Exactly what I was saying.


----------



## huntergal111 (Aug 20, 2007)

Sighting In said:


> Exactly what I was saying.


then I agree with you too!


----------



## outdoorsman3 (Nov 15, 2010)

i think a good sight, if i fiddle with a release of any price/quality for 15 minutes i can figure out how to use it and use it good.


----------



## Bucksnort 33 (Mar 8, 2010)

I'm sort of starting to have a different opinion on this thing. I think it is good to have a decent one of both. I'm not saying like a really good release and a really good sight, just an ok one of both.:teeth:


----------



## 09Admiral (Apr 29, 2010)

good release, lets say for example if youve got target panic a sight isnt going to do nothing for you if you cant hit it to begin with, so my opinon is the sight isnt going to make the shot for you so i would go with a good release first


----------



## busdriver51 (Jan 21, 2009)

Good release, I can shoot just about any sight, but I like my release (scott sabertooth).


----------



## Ignition kid (Oct 7, 2008)

a good release, as in not the release aid its self but how you release it I guess to say, that you don't anticipate the shot in any way, and if that's good then you can go and get a good sight lol!


----------



## N7709K (Dec 17, 2008)

I got a question? when you say "good" sight and "good" release what are you thinking for price? I'll agree that you don't need a 200$ release and a $300 sight.. but a 35$ release isn't on the same playing field as a 200$ release, unless you are talking about a hinge. I got one from the 80's that will punch x's and will shoot 300's all day and i have 3 from the past couple years that will do the same thing, including a 40$ tru tension.

as for the sight, any sight will work as long as it holds a zero.. I'm not saying you need to drop $300 on a sight, cause that is alot of cash and most shooters don't have that much cash lyin around to drop on a sight.

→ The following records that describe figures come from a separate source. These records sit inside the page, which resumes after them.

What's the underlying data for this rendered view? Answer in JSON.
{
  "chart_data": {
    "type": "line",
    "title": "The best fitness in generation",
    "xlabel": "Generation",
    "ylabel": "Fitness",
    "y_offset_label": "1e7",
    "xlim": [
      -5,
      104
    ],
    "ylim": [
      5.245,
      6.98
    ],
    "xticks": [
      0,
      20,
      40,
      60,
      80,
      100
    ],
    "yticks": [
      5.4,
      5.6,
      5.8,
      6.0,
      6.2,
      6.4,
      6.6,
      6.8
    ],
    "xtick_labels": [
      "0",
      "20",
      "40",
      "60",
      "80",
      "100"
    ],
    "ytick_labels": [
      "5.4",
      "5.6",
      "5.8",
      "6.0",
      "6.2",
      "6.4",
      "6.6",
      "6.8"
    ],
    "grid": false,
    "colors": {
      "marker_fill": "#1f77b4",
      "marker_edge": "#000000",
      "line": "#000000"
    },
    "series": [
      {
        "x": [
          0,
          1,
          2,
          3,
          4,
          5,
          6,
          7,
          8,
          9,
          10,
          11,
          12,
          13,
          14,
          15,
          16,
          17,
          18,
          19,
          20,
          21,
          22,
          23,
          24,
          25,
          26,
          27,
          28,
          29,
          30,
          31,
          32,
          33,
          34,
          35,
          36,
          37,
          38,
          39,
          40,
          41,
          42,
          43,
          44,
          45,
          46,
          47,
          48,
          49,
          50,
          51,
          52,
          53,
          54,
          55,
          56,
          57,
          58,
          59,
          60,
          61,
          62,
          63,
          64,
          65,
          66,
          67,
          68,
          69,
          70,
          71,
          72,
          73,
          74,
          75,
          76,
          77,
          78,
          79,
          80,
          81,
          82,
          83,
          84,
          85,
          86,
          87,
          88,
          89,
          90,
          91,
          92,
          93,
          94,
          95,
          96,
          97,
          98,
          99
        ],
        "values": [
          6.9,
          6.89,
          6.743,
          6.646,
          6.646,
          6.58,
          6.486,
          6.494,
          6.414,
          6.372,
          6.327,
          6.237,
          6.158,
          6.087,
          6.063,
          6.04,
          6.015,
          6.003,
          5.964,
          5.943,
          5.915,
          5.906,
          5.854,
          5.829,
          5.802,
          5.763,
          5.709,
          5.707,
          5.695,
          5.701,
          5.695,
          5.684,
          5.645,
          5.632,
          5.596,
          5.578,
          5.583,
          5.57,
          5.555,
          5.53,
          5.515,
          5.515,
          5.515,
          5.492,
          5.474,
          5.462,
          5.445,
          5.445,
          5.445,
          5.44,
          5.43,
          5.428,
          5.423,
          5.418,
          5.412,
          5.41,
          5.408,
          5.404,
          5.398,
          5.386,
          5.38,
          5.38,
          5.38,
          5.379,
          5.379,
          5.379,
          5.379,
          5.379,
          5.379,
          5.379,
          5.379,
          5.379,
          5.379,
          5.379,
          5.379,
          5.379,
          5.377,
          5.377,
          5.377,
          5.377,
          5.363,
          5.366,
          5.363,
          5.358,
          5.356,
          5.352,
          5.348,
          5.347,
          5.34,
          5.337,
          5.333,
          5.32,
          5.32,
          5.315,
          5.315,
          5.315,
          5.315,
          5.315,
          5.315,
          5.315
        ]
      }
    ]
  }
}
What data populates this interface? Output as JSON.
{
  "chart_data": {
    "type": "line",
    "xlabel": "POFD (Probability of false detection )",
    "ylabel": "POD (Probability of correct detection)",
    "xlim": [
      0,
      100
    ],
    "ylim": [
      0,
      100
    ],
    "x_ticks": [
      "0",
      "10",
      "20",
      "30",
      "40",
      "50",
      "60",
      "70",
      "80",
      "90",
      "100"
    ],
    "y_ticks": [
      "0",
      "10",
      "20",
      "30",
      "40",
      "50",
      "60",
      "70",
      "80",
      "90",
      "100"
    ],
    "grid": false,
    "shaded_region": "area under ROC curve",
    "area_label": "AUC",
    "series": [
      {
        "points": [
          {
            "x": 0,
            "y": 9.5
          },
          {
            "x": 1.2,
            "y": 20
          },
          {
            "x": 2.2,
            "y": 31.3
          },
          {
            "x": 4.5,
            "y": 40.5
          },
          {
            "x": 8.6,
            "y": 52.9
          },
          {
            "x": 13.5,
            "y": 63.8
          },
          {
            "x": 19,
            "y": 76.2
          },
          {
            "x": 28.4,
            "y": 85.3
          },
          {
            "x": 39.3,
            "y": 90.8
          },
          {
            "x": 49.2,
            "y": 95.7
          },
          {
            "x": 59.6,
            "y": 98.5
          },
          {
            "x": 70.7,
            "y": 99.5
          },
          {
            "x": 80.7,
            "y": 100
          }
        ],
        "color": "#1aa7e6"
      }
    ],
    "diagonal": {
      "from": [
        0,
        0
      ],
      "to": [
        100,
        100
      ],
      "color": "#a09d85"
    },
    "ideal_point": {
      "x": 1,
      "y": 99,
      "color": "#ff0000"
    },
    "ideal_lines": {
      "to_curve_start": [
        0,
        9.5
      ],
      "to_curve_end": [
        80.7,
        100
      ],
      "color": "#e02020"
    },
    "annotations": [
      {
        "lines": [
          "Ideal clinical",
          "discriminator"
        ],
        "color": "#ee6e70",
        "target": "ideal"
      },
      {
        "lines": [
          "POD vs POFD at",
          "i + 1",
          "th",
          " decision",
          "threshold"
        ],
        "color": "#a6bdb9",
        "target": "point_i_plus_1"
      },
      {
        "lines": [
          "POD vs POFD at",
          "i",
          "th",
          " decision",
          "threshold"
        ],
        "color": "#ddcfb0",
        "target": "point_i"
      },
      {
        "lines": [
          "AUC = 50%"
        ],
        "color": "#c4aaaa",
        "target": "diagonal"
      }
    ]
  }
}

I shoot for axcel and i won't shoot a different sight for hunting or target(i have shot surelocs, spothoggs, hha's , vipers, elites, truglo... and cobras)...

jb weld and toothpicks will work for a sight if you make it solid, just sayin


----------



## Ignition kid (Oct 7, 2008)

+1, and ya once you want a good sight, I went to the Axcel and it's now my favorite sight brand, I have the .010 7 pin Armortech HD on my Z7 and when I set my Monster up for hutnign later in the year I am probably going to put another 7 pin armortech on it, maybe not the hd, probably a 7 pin w/ the .019 pins and just an armortech to save a little money.


N7709K said:


> I got a question? when you say "good" sight and "good" release what are you thinking for price? I'll agree that you don't need a 200$ release and a $300 sight.. but a 35$ release isn't on the same playing field as a 200$ release, unless you are talking about a hinge. I got one from the 80's that will punch x's and will shoot 300's all day and i have 3 from the past couple years that will do the same thing, including a 40$ tru tension.
> 
> as for the sight, any sight will work as long as it holds a zero.. I'm not saying you need to drop $300 on a sight, cause that is alot of cash and most shooters don't have that much cash lyin around to drop on a sight. I shoot for axcel and i won't shoot a different sight for hunting or target(i have shot surelocs, spothoggs, hha's , vipers, elites, truglo... and cobras)...
> 
> jb weld and toothpicks will work for a sight if you make it solid, just sayin


----------



## littledog (Nov 5, 2009)

I would say the releases is the most important. You need a good release you can shoot well and learn your form. There is no sight in the world that can make your form get better.Once you have bad form and bad habits there is no sight that will fix that. Yes, your sight can keep you from being very precise on shots and it can move and make you shoot like crap but you can always get a better sight once you got your form down to sight it in well with. Then you will shoot great and it will improve your confidence by a lot.


----------



## hoytarcherygal (Sep 13, 2010)

very well said


littledog said:


> I would say the releases is the most important. You need a good release you can shoot well and learn your form. There is no sight in the world that can make your form get better.Once you have bad form and bad habits there is no sight that will fix that. Yes, your sight can keep you from being very precise on shots and it can move and make you shoot like crap but you can always get a better sight once you got your form down to sight it in well with. Then you will shoot great and it will improve your confidence by a lot.


----------